Another round of snow swept into the tri-state region Saturday, with Storm Team 4 predicting that the latest mix of snow, sleet and rain will be followed by a renewed blast of arctic air.
Snow began to fall in New York City and on Long Island late Saturday afternoon. Western New Jersey was anticipating significant snowfall, perhaps as much as eight inches.
Less than 4 inches of snow fell in most parts of the region by Saturday evening, though some New Jersey communities saw nearly 5 inches.
The snowfall slowed traffic and caused delays at the three main airports in the area.
Wetter conditions were expected Saturday night.
More arctic air was expected to rush into the region Sunday night, setting up yet another week of frigid temperatures. After a relatively mild Sunday with an anticipated high of 41 degrees, the high temperature Monday was expected to reach only 19 degrees.
The frigid conditions follow a Friday that set weather records, as a "Siberian express" of arctic air and blasting winter winds plunged temperatures across the region more than 20 degrees below seasonal averages. It was the coldest Feb. 20 on record in several locations across the tri-state.
On Friday, the mercury dipped to 2 degrees in Central Park, marking the lowest Feb. 20 temperature seen in the park since Jan. 2004 and shattering a previous record low for the day set in 1950. The lowest temperature ever recorded in Central Park was negative 15 degrees on Feb. 9, 1934. During the winter of 1899, subzero temperatures were measured at Central Park three times in February.
In addition to the record Feb. 20 low at Central Park, record daily lows were observed at the region's three airports, Islip on Long Island and in Bridgeport, Connecticut.
Temperatures across New Jersey dropped to zero degrees, while most of Long Island hit the low single digits. In the Hudson Valley and Connecticut, temperatures dropped below zero. Monticello, New York, saw the tri-state's lowest temperature reading as the mercury dropped to 8 below zero.
Blistering wind gusts made it feel colder, with wind chills as low as 25 degrees below zero in some areas. The wind made walking difficult in New York City, stinging commuters' faces, while the record cold created icy conditions on the waterways around Manhattan and caused ferry disruptions.

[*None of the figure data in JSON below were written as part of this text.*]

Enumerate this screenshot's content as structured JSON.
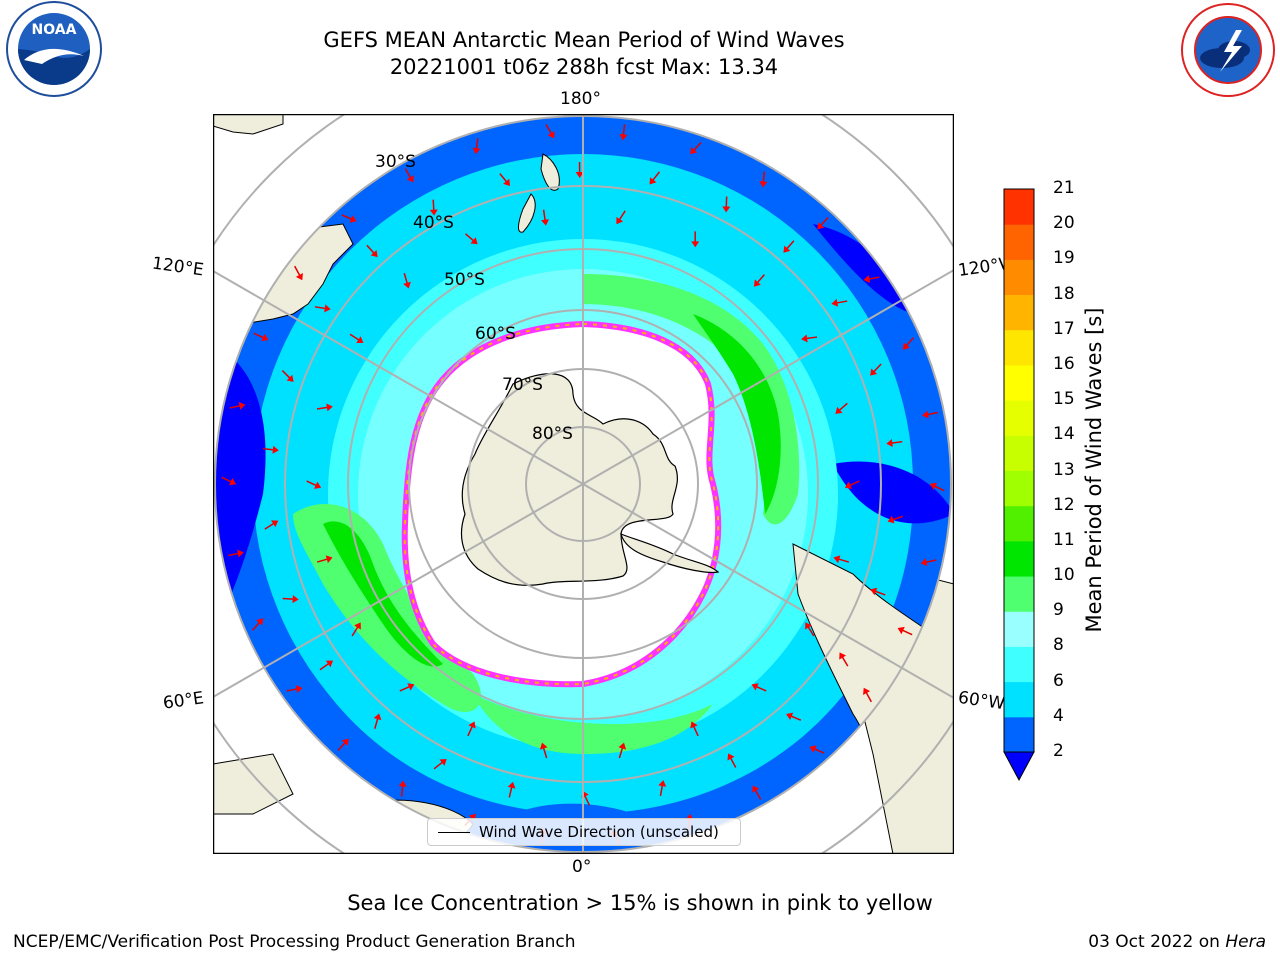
{
  "title": {
    "line1": "GEFS MEAN Antarctic Mean Period of Wind Waves",
    "line2": "20221001 t06z 288h fcst   Max: 13.34"
  },
  "map": {
    "longitude_labels": {
      "top": "180°",
      "bottom": "0°",
      "upper_left": "120°E",
      "upper_right": "120°W",
      "lower_left": "60°E",
      "lower_right": "60°W"
    },
    "latitude_labels": [
      "30°S",
      "40°S",
      "50°S",
      "60°S",
      "70°S",
      "80°S"
    ],
    "colors": {
      "land": "#efeddb",
      "ice_free_white": "#ffffff",
      "sea_ice": "#ff33ff",
      "arrows": "#ff0000",
      "gridlines": "#b0b0b0"
    }
  },
  "legend": {
    "label": "Wind Wave Direction (unscaled)"
  },
  "colorbar": {
    "label": "Mean Period of Wind Waves [s]",
    "ticks": [
      "2",
      "4",
      "6",
      "8",
      "9",
      "10",
      "11",
      "12",
      "13",
      "14",
      "15",
      "16",
      "17",
      "18",
      "19",
      "20",
      "21"
    ],
    "colors": [
      "#0064ff",
      "#00e1ff",
      "#40ffff",
      "#99ffff",
      "#50ff70",
      "#00e600",
      "#50f000",
      "#a0ff00",
      "#c8ff00",
      "#e6ff00",
      "#ffff00",
      "#ffe600",
      "#ffb400",
      "#ff8c00",
      "#ff6400",
      "#ff3200",
      "#ff0000"
    ],
    "under_color": "#0000ff"
  },
  "caption": "Sea Ice Concentration > 15% is shown in pink to yellow",
  "footer": {
    "left": "NCEP/EMC/Verification Post Processing Product Generation Branch",
    "right_date": "03 Oct 2022 on",
    "right_host": "Hera"
  },
  "logos": {
    "left": "NOAA",
    "right_text": "NATIONAL WEATHER SERVICE"
  }
}
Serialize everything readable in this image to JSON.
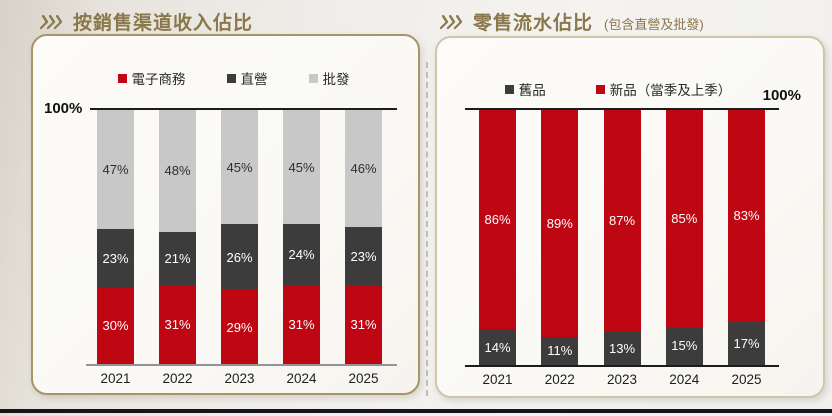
{
  "left_panel": {
    "title": "按銷售渠道收入佔比"
  },
  "right_panel": {
    "title": "零售流水佔比",
    "subtitle": "(包含直營及批發)"
  },
  "theme": {
    "title_gold": "#8a774a",
    "card_border_left": "#a89566",
    "card_border_right": "#cfc5a8",
    "bottom_strip": "#16151d",
    "brand_red": "#be0712",
    "dark_gray": "#3c3c3c",
    "light_gray": "#c8c8c8"
  },
  "chart_data": [
    {
      "type": "bar",
      "stacked": true,
      "title": "按銷售渠道收入佔比",
      "categories": [
        "2021",
        "2022",
        "2023",
        "2024",
        "2025"
      ],
      "series": [
        {
          "name": "電子商務",
          "color": "#be0712",
          "label_color": "#ffffff",
          "values": [
            30,
            31,
            29,
            31,
            31
          ]
        },
        {
          "name": "直營",
          "color": "#3c3c3c",
          "label_color": "#ffffff",
          "values": [
            23,
            21,
            26,
            24,
            23
          ]
        },
        {
          "name": "批發",
          "color": "#c8c8c8",
          "label_color": "#2f2f2f",
          "values": [
            47,
            48,
            45,
            45,
            46
          ]
        }
      ],
      "ylim": [
        0,
        100
      ],
      "y_top_label": "100%",
      "value_suffix": "%",
      "legend_position": "top",
      "grid": false
    },
    {
      "type": "bar",
      "stacked": true,
      "title": "零售流水佔比",
      "subtitle": "(包含直營及批發)",
      "categories": [
        "2021",
        "2022",
        "2023",
        "2024",
        "2025"
      ],
      "series": [
        {
          "name": "舊品",
          "color": "#3c3c3c",
          "label_color": "#ffffff",
          "values": [
            14,
            11,
            13,
            15,
            17
          ]
        },
        {
          "name": "新品（當季及上季）",
          "color": "#be0712",
          "label_color": "#ffffff",
          "values": [
            86,
            89,
            87,
            85,
            83
          ]
        }
      ],
      "ylim": [
        0,
        100
      ],
      "y_top_label": "100%",
      "value_suffix": "%",
      "legend_position": "top",
      "grid": false
    }
  ]
}
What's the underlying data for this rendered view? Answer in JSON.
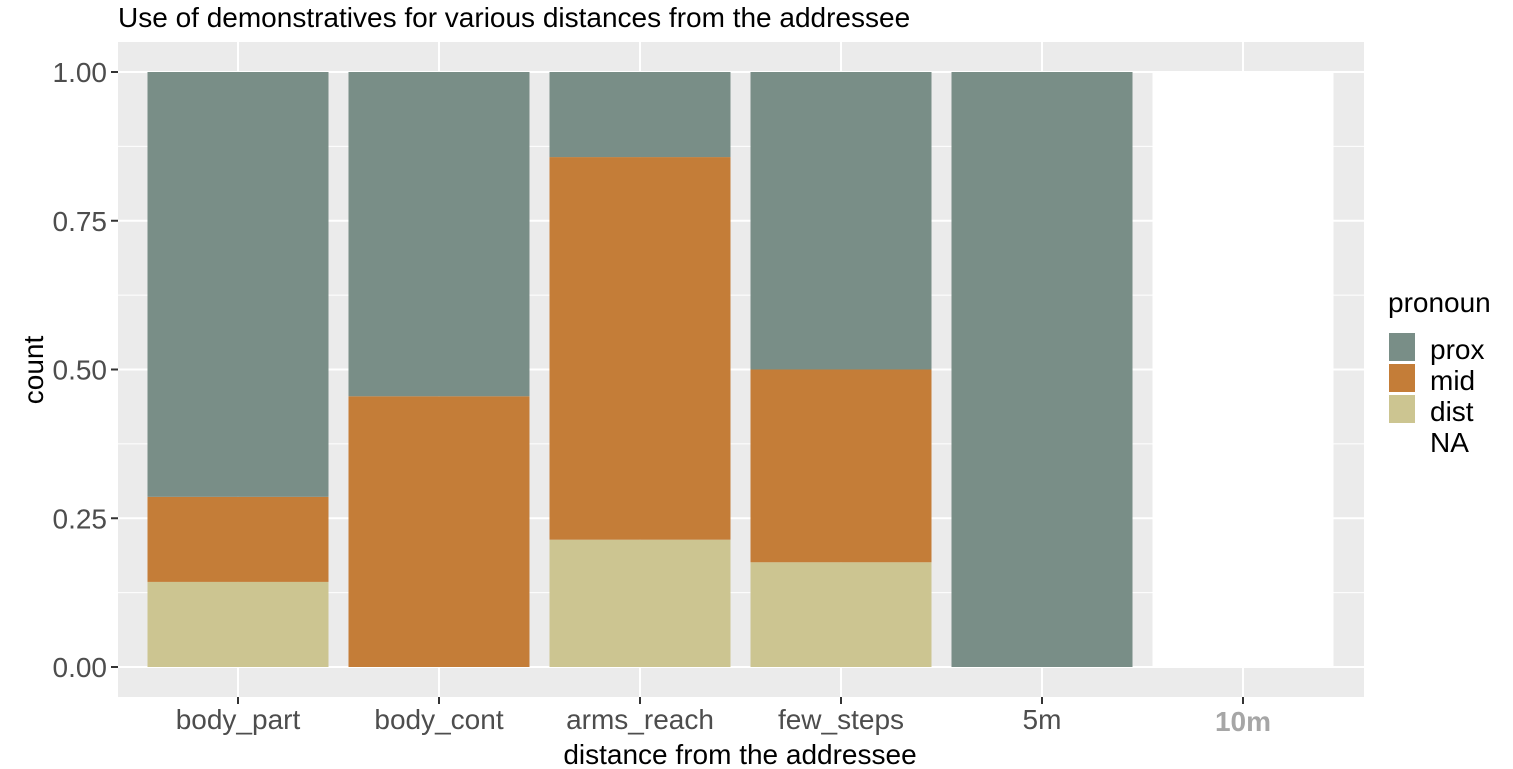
{
  "chart_data": {
    "type": "bar",
    "stacked": true,
    "title": "Use of demonstratives for various distances from the addressee",
    "xlabel": "distance from the addressee",
    "ylabel": "count",
    "ylim": [
      0,
      1
    ],
    "yticks": [
      "0.00",
      "0.25",
      "0.50",
      "0.75",
      "1.00"
    ],
    "categories": [
      "body_part",
      "body_cont",
      "arms_reach",
      "few_steps",
      "5m",
      "10m"
    ],
    "highlighted_category": "10m",
    "series": [
      {
        "name": "dist",
        "color": "#CCC591",
        "values": [
          0.143,
          0,
          0.214,
          0.176,
          0,
          0
        ]
      },
      {
        "name": "mid",
        "color": "#C47D38",
        "values": [
          0.143,
          0.455,
          0.643,
          0.324,
          0,
          0
        ]
      },
      {
        "name": "prox",
        "color": "#798E87",
        "values": [
          0.714,
          0.545,
          0.143,
          0.5,
          1.0,
          0
        ]
      },
      {
        "name": "NA",
        "color": "#FFFFFF",
        "values": [
          0,
          0,
          0,
          0,
          0,
          1.0
        ]
      }
    ],
    "grid": true,
    "panel_background": "#EBEBEB",
    "legend": {
      "title": "pronoun",
      "placement": "right",
      "items": [
        {
          "label": "prox",
          "color": "#798E87"
        },
        {
          "label": "mid",
          "color": "#C47D38"
        },
        {
          "label": "dist",
          "color": "#CCC591"
        },
        {
          "label": "NA",
          "color": "#FFFFFF"
        }
      ]
    }
  }
}
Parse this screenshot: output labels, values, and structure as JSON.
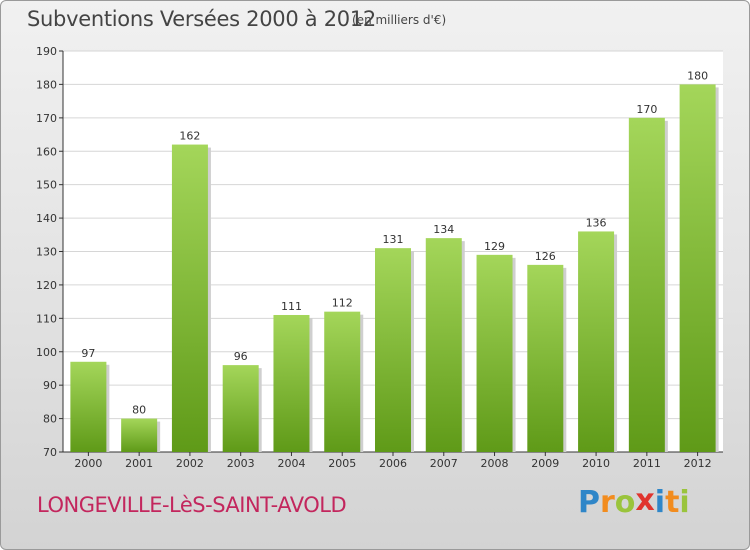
{
  "header": {
    "title": "Subventions Versées 2000 à 2012",
    "subtitle": "(en milliers d'€)"
  },
  "footer": {
    "town": "LONGEVILLE-LèS-SAINT-AVOLD",
    "brand": "Proxiti",
    "brand_letters": [
      {
        "ch": "P",
        "color": "#2f86c8"
      },
      {
        "ch": "r",
        "color": "#f28c1e"
      },
      {
        "ch": "o",
        "color": "#9ac43c"
      },
      {
        "ch": "x",
        "color": "#e0342e"
      },
      {
        "ch": "i",
        "color": "#2f86c8"
      },
      {
        "ch": "t",
        "color": "#f28c1e"
      },
      {
        "ch": "i",
        "color": "#9ac43c"
      }
    ]
  },
  "colors": {
    "bar_top": "#a4d65a",
    "bar_bottom": "#5f9a18",
    "grid": "#d6d6d6",
    "axis": "#333333",
    "text": "#333333"
  },
  "chart_data": {
    "type": "bar",
    "categories": [
      "2000",
      "2001",
      "2002",
      "2003",
      "2004",
      "2005",
      "2006",
      "2007",
      "2008",
      "2009",
      "2010",
      "2011",
      "2012"
    ],
    "values": [
      97,
      80,
      162,
      96,
      111,
      112,
      131,
      134,
      129,
      126,
      136,
      170,
      180
    ],
    "ylim": [
      70,
      190
    ],
    "yticks": [
      70,
      80,
      90,
      100,
      110,
      120,
      130,
      140,
      150,
      160,
      170,
      180,
      190
    ],
    "grid": true,
    "data_labels": true
  }
}
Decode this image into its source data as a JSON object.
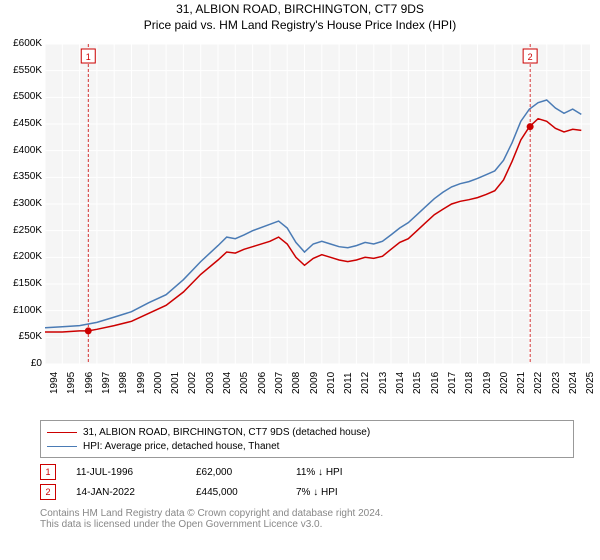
{
  "title1": "31, ALBION ROAD, BIRCHINGTON, CT7 9DS",
  "title2": "Price paid vs. HM Land Registry's House Price Index (HPI)",
  "chart": {
    "type": "line",
    "background_color": "#f5f5f5",
    "grid_color": "#ffffff",
    "grid_on": true,
    "x_years": [
      1994,
      1995,
      1996,
      1997,
      1998,
      1999,
      2000,
      2001,
      2002,
      2003,
      2004,
      2005,
      2006,
      2007,
      2008,
      2009,
      2010,
      2011,
      2012,
      2013,
      2014,
      2015,
      2016,
      2017,
      2018,
      2019,
      2020,
      2021,
      2022,
      2023,
      2024,
      2025
    ],
    "xlim": [
      1994,
      2025.5
    ],
    "ylim": [
      0,
      600
    ],
    "ytick_step": 50,
    "ytick_prefix": "£",
    "ytick_suffix": "K",
    "label_fontsize": 10,
    "series": [
      {
        "name": "31, ALBION ROAD, BIRCHINGTON, CT7 9DS (detached house)",
        "color": "#cc0000",
        "line_width": 1.5,
        "points": [
          [
            1994.0,
            60
          ],
          [
            1995.0,
            60
          ],
          [
            1996.0,
            62
          ],
          [
            1996.5,
            62
          ],
          [
            1997.0,
            65
          ],
          [
            1998.0,
            72
          ],
          [
            1999.0,
            80
          ],
          [
            2000.0,
            95
          ],
          [
            2001.0,
            110
          ],
          [
            2002.0,
            135
          ],
          [
            2003.0,
            168
          ],
          [
            2004.0,
            195
          ],
          [
            2004.5,
            210
          ],
          [
            2005.0,
            208
          ],
          [
            2005.5,
            215
          ],
          [
            2006.0,
            220
          ],
          [
            2007.0,
            230
          ],
          [
            2007.5,
            238
          ],
          [
            2008.0,
            225
          ],
          [
            2008.5,
            200
          ],
          [
            2009.0,
            185
          ],
          [
            2009.5,
            198
          ],
          [
            2010.0,
            205
          ],
          [
            2010.5,
            200
          ],
          [
            2011.0,
            195
          ],
          [
            2011.5,
            192
          ],
          [
            2012.0,
            195
          ],
          [
            2012.5,
            200
          ],
          [
            2013.0,
            198
          ],
          [
            2013.5,
            202
          ],
          [
            2014.0,
            215
          ],
          [
            2014.5,
            228
          ],
          [
            2015.0,
            235
          ],
          [
            2015.5,
            250
          ],
          [
            2016.0,
            265
          ],
          [
            2016.5,
            280
          ],
          [
            2017.0,
            290
          ],
          [
            2017.5,
            300
          ],
          [
            2018.0,
            305
          ],
          [
            2018.5,
            308
          ],
          [
            2019.0,
            312
          ],
          [
            2019.5,
            318
          ],
          [
            2020.0,
            325
          ],
          [
            2020.5,
            345
          ],
          [
            2021.0,
            380
          ],
          [
            2021.5,
            420
          ],
          [
            2022.0,
            445
          ],
          [
            2022.5,
            460
          ],
          [
            2023.0,
            455
          ],
          [
            2023.5,
            442
          ],
          [
            2024.0,
            435
          ],
          [
            2024.5,
            440
          ],
          [
            2025.0,
            438
          ]
        ]
      },
      {
        "name": "HPI: Average price, detached house, Thanet",
        "color": "#4a7bb5",
        "line_width": 1.5,
        "points": [
          [
            1994.0,
            68
          ],
          [
            1995.0,
            70
          ],
          [
            1996.0,
            72
          ],
          [
            1997.0,
            78
          ],
          [
            1998.0,
            88
          ],
          [
            1999.0,
            98
          ],
          [
            2000.0,
            115
          ],
          [
            2001.0,
            130
          ],
          [
            2002.0,
            158
          ],
          [
            2003.0,
            192
          ],
          [
            2004.0,
            222
          ],
          [
            2004.5,
            238
          ],
          [
            2005.0,
            235
          ],
          [
            2005.5,
            242
          ],
          [
            2006.0,
            250
          ],
          [
            2007.0,
            262
          ],
          [
            2007.5,
            268
          ],
          [
            2008.0,
            255
          ],
          [
            2008.5,
            228
          ],
          [
            2009.0,
            210
          ],
          [
            2009.5,
            225
          ],
          [
            2010.0,
            230
          ],
          [
            2010.5,
            225
          ],
          [
            2011.0,
            220
          ],
          [
            2011.5,
            218
          ],
          [
            2012.0,
            222
          ],
          [
            2012.5,
            228
          ],
          [
            2013.0,
            225
          ],
          [
            2013.5,
            230
          ],
          [
            2014.0,
            242
          ],
          [
            2014.5,
            255
          ],
          [
            2015.0,
            265
          ],
          [
            2015.5,
            280
          ],
          [
            2016.0,
            295
          ],
          [
            2016.5,
            310
          ],
          [
            2017.0,
            322
          ],
          [
            2017.5,
            332
          ],
          [
            2018.0,
            338
          ],
          [
            2018.5,
            342
          ],
          [
            2019.0,
            348
          ],
          [
            2019.5,
            355
          ],
          [
            2020.0,
            362
          ],
          [
            2020.5,
            382
          ],
          [
            2021.0,
            415
          ],
          [
            2021.5,
            455
          ],
          [
            2022.0,
            478
          ],
          [
            2022.5,
            490
          ],
          [
            2023.0,
            495
          ],
          [
            2023.5,
            480
          ],
          [
            2024.0,
            470
          ],
          [
            2024.5,
            478
          ],
          [
            2025.0,
            468
          ]
        ]
      }
    ],
    "markers": [
      {
        "n": "1",
        "x": 1996.5,
        "y": 62,
        "line_color": "#cc0000",
        "box_border": "#cc0000",
        "box_text_color": "#cc0000",
        "dot_color": "#cc0000"
      },
      {
        "n": "2",
        "x": 2022.04,
        "y": 445,
        "line_color": "#cc0000",
        "box_border": "#cc0000",
        "box_text_color": "#cc0000",
        "dot_color": "#cc0000"
      }
    ]
  },
  "legend": {
    "items": [
      {
        "color": "#cc0000",
        "label": "31, ALBION ROAD, BIRCHINGTON, CT7 9DS (detached house)"
      },
      {
        "color": "#4a7bb5",
        "label": "HPI: Average price, detached house, Thanet"
      }
    ]
  },
  "trades": [
    {
      "n": "1",
      "border": "#cc0000",
      "text_color": "#cc0000",
      "date": "11-JUL-1996",
      "price": "£62,000",
      "diff": "11% ↓ HPI"
    },
    {
      "n": "2",
      "border": "#cc0000",
      "text_color": "#cc0000",
      "date": "14-JAN-2022",
      "price": "£445,000",
      "diff": "7% ↓ HPI"
    }
  ],
  "attribution": {
    "line1": "Contains HM Land Registry data © Crown copyright and database right 2024.",
    "line2": "This data is licensed under the Open Government Licence v3.0."
  }
}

If the cold weather continues through the next week, Storm Team 4 says it could make this month one of the coldest Februaries on record in New York City and the surrounding region. The average temperature in Central Park is about 24 degrees so far this month, 10 degrees below average.
The coldest February ever recorded in the city was in 1934, when the average monthly temperature in Central Park was 19.9 degrees.